Raveneau pulled the CD from his pocket.

‘Change chairs with me so your back is to the wall and no one else will see it.’

‘Can I take my eggs?’

‘Sure, but it’s not very long.’

‘I don’t want them to get cold.’

It took a minute to change chairs and for Benhaime’s laptop to boot up, and to reassure the waiter who came rushing over that nothing was wrong with their seating.

‘Just some porn to watch,’ Benhaime said, and showed the waiter the CD. He slid it in and the waiter lingered. Benhaime waited for him to leave then started it.

‘Tell me when you recognize Krueger.’

‘Ah, we’re there again. Was this filmed by your Secret Service?’

‘I don’t know who filmed it. Did they know you were meeting Krueger?’

‘They knew we were in San Francisco. They knew we were trying to set up a meeting with Krueger, but Barb and I didn’t tell them we had one arranged.’ He pointed at the screen. ‘There he is.
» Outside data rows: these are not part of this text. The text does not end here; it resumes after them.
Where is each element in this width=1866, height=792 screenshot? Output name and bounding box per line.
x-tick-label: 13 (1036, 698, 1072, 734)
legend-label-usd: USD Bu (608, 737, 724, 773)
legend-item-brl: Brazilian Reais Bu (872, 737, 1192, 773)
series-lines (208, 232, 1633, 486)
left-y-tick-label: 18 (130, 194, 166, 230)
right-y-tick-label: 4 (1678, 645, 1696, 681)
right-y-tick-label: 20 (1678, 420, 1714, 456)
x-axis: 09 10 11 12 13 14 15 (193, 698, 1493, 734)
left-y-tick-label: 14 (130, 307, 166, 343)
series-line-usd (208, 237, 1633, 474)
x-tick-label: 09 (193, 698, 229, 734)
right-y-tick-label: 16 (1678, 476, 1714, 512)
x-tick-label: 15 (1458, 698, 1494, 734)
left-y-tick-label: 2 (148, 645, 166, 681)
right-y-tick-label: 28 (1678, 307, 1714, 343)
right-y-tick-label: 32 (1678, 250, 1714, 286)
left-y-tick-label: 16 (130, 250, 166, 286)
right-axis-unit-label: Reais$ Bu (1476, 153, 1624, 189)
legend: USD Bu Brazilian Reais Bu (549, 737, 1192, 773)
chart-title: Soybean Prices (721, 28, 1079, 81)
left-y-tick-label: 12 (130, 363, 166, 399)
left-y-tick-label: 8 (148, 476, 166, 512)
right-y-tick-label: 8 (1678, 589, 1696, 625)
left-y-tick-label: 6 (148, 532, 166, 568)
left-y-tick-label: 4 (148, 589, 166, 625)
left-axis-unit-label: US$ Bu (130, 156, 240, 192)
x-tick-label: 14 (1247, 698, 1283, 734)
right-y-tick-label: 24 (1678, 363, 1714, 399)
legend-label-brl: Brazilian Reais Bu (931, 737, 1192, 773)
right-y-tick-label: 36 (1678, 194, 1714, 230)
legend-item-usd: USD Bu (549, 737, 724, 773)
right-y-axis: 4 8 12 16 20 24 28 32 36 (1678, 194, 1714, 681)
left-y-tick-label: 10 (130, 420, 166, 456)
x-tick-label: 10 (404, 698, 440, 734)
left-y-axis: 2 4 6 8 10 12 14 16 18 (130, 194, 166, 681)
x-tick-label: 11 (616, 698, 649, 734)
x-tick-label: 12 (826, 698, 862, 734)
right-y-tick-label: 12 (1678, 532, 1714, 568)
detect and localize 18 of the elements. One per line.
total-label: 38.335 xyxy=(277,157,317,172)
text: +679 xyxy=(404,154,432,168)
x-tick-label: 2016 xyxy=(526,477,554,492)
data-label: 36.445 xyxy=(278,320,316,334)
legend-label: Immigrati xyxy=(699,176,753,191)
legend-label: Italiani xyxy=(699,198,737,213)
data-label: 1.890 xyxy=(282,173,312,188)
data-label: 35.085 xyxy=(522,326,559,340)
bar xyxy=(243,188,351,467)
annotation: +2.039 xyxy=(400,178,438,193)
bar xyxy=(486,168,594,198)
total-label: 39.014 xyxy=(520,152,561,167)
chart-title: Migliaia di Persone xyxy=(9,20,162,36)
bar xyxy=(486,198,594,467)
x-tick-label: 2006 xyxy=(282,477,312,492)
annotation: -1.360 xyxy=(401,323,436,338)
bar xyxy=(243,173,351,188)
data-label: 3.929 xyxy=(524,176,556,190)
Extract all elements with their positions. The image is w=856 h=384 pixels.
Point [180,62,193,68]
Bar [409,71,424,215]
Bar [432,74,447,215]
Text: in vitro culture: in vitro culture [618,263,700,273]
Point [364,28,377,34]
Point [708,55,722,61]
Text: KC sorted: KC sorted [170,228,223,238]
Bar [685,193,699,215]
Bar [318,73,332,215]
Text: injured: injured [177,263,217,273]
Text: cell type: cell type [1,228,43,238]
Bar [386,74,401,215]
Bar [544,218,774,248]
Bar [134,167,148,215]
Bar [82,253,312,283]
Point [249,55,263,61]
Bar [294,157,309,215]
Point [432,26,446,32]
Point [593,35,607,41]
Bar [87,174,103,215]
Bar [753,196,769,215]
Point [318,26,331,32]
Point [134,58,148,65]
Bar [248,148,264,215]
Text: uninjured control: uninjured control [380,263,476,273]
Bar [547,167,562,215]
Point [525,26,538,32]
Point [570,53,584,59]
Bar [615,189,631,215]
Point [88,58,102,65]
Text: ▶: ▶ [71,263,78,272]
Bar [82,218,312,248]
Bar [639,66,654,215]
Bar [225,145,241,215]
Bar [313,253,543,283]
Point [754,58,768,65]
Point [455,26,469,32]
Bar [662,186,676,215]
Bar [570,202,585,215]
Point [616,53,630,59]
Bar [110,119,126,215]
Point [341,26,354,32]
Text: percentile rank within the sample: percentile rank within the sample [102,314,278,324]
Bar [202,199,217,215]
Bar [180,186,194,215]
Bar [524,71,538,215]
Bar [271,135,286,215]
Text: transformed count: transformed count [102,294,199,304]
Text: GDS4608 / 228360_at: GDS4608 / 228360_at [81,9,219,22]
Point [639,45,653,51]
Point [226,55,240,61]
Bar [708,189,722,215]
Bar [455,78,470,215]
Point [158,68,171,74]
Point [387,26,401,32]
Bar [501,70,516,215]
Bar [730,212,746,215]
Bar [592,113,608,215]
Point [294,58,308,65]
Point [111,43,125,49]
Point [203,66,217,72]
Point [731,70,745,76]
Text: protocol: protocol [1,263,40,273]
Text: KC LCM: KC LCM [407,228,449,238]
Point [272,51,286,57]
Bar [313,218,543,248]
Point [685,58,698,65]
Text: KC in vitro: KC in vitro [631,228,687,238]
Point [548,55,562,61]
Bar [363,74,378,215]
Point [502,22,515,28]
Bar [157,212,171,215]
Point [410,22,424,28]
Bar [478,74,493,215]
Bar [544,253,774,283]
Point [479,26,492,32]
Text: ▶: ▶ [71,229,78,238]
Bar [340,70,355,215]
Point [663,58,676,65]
Yes, that’s him.’

‘Who’s with him?’

‘I think it’s the man who intercepted him, can’t be positive but I think it is.’ Benhaime leaned over the computer. ‘You’ve got the whole thing.’ He watched the rest in silence and when he looked up he looked shocked. ‘He was actually quite likeable, even double-dealing. My God, this is hard to watch.’

Raveneau reached over to Benhaime’s keyboard. He froze the frame.

‘Look at the face of the shooter. Is that who intercepted Krueger?’

‘I don’t know.’

When Raveneau turned they were eye to eye and not that far apart.

‘OK, you don’t know, so let me ask you about something you do know. Why did you strip his wallet?’